Morrisey sent a letter to Michele Leonhart, Administrator of the Drug Enforcement Administration, voicing support for rescheduling of hydrocodone combination products from Schedule III to Schedule II.

As a Schedule II drug, hydrocodone combination products, such as painkillers Lortab and Vicodin, would be harder to prescribe. Under the Controlled Substance Act, Schedule II drugs usually require handwritten prescriptions with no refills as well as other restrictions. Schedule III drugs, on the other hand, may be written or called in to a pharmacy and refilled five times within six months.

Drugs that are classified as Schedule II are defined as drugs that have a medical use but also have a high potential for abuse and dependency. Schedule II drugs are considered more dangerous than Schedule III drugs.

"We believe this will represent another small step in combating the prescription drug epidemic in our state," Morrisey said. "Rescheduling hydrocodone is one way to help prevent this drug from falling into the wrong hands and will ensure that these drugs are handled with the same precautions as other pain medications, such as oxycodone, hydromorphone, and fentanyl.

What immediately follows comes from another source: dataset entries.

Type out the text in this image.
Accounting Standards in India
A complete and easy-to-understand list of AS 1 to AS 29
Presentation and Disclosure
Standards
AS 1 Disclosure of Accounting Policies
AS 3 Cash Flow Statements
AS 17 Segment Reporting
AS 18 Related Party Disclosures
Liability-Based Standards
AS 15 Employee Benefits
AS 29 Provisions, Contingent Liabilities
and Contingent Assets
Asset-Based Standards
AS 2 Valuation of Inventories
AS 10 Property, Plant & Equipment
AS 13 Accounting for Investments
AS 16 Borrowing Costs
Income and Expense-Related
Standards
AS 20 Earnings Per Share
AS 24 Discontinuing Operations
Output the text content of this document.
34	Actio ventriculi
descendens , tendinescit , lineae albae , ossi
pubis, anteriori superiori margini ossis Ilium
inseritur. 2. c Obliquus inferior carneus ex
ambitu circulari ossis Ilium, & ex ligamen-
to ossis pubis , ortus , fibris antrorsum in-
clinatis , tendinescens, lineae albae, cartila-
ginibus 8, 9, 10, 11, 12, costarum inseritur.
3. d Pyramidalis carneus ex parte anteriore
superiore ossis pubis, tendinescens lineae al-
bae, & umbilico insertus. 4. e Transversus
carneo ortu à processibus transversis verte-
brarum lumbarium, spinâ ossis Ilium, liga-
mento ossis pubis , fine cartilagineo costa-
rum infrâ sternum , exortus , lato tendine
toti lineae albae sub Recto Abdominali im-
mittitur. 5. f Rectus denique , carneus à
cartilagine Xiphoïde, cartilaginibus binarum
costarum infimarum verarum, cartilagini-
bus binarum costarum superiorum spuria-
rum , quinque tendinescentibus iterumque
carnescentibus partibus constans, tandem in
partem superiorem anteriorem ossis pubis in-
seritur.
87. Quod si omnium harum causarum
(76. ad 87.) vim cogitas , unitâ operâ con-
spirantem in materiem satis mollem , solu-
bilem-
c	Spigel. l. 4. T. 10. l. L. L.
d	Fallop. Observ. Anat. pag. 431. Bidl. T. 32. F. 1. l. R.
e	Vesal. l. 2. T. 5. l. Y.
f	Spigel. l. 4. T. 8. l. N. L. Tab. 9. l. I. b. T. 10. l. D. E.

"Sadly, we're painfully aware of the consequences of the drug epidemic in this state, and especially hydrocodone abuse. I hope the DEA acts as quickly as possible with this rulemaking so West Virginia will be able to have more tools to help combat this serious and devastating epidemic. This is a serious problem, and it demands urgent action."

Last month, Morrisey announced that his office will partner with local law enforcement agencies across the state to expand access to secure disposal locations for unwanted or expired prescription drugs.